Long before my discovery of Marty’s addiction, my son came to tell me he had been looking at pornography. I told him to knock it off and let the discussion stop there. Later, I found a picture in the pocket of his jeans and it was of two men together in a sexually explicit manner. When I confronted him, he told me a kid in his deacon quorum had come to an activity and told all the boys about a website that was really “gross” and they should definitely go check it out. I cautioned him again about viewing pornography, but did not discuss the gay issue. [After the Tears – we have learned out of Matt’s quorum, there are three young men who are actively living the gay lifestyle and two more who are fighting it.] We never talked about it again, until . . .
When Matt returned from his mission and we went to the Stake President’s office for him to be released, I was stunned at the emotion Matt was showing. He was literally weeping as we visited with the Stake President. His tears increased as the words were said, “you are released from your service as a missionary of the Church of Jesus Christ of Latter Day Saints. You can remove your badge.” It would be months before I understood his emotions.
Christmas of 2007, I sat with him in our family room and asked him what was wrong. He was so unhappy and I couldn’t fathom why. He finally broke down and told me he thought he was gay. The reason he was so emotional when he was released was because for the two years of his mission, these emotions and thoughts had been taken from him, but he knew they would return in full force upon his release and he didn’t want to walk that road. He told me he prayed every night for Heavenly Father to take this from him or, at the very least, to take him home before he succumbed. He did work very hard for a year or two to stay on the path of heterosexuality. His sweet girlfriend who had waited for him on his mission was still there and they dated, but she told me later, every time they talked about marriage, a wall would go up she could not break through. [After the Tears – Matt and Tessa did date and he did love her and wanted very much to marry her and raise a family, but he could not guarantee he would be able to do it his whole life. His love for her made him set her free and she is now serving a mission. We wish her the very best and hope she will find her eternal companion and have all the happiness in the world and for eternity.]

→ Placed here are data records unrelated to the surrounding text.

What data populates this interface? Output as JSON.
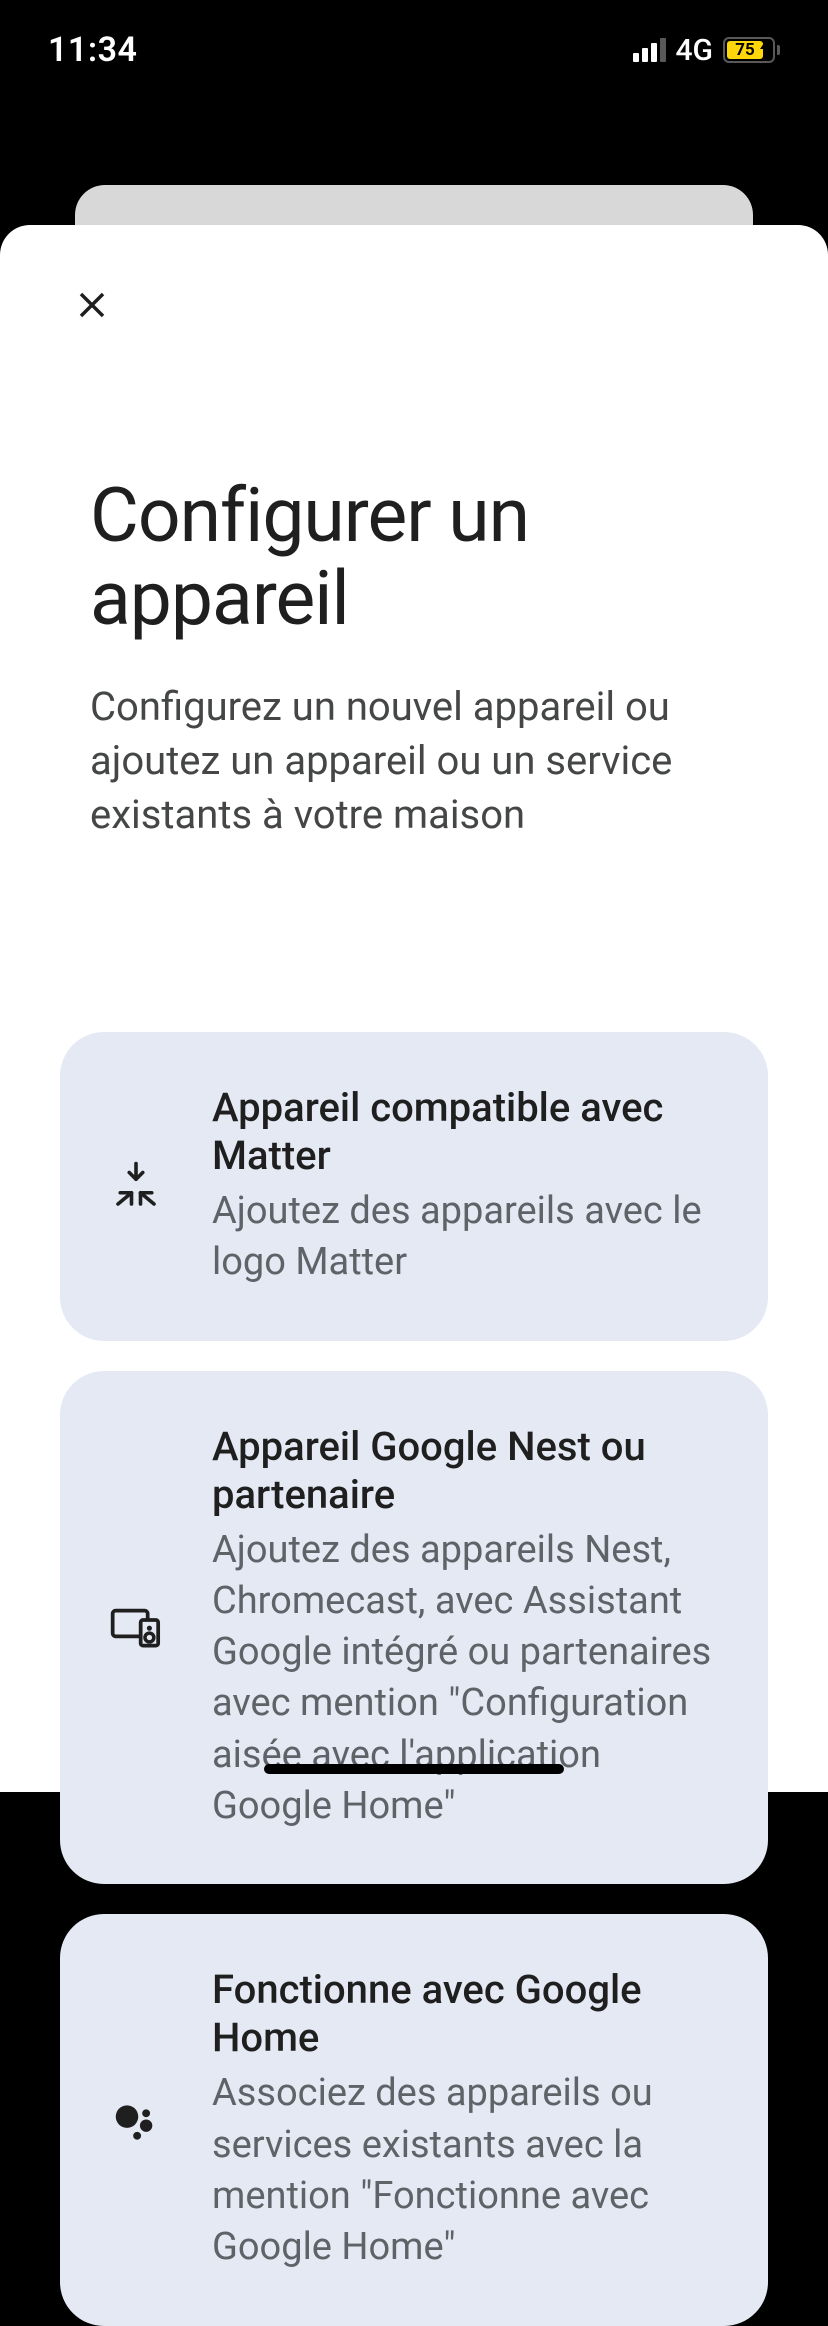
{
  "status": {
    "time": "11:34",
    "network": "4G",
    "battery_pct": "75"
  },
  "header": {
    "title": "Configurer un appareil",
    "subtitle": "Configurez un nouvel appareil ou ajoutez un appareil ou un service existants à votre maison"
  },
  "options": [
    {
      "title": "Appareil compatible avec Matter",
      "desc": "Ajoutez des appareils avec le logo Matter"
    },
    {
      "title": "Appareil Google Nest ou partenaire",
      "desc": "Ajoutez des appareils Nest, Chromecast, avec Assistant Google intégré ou partenaires avec mention \"Configuration aisée avec l'application Google Home\""
    },
    {
      "title": "Fonctionne avec Google Home",
      "desc": "Associez des appareils ou services existants avec la mention \"Fonctionne avec Google Home\""
    }
  ]
}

He tells me he knew when he was 14 years old he was gay. Was he born this way? I don’t know the answer to that question, but I do know during a very crucial and formative time in his life, he was exposed to gay pornography and was stimulated by the actions of the men on these sites. I have often said I wish I could have my 13-year-old Matt back and talk very openly with him about sexuality and it was normal for him to be stimulated by any sexual activity. It did not mean he was gay. Would it have made a difference? I don’t know that answer, either.
I vowed to take every opportunity to share this experience and maybe save another family from this heartbreak. Please talk to your children. Find out what they are seeing and hearing out there in the world. Don’t let an opportunity to save a child from heartache pass you by because you are embarrassed or worse, uninformed.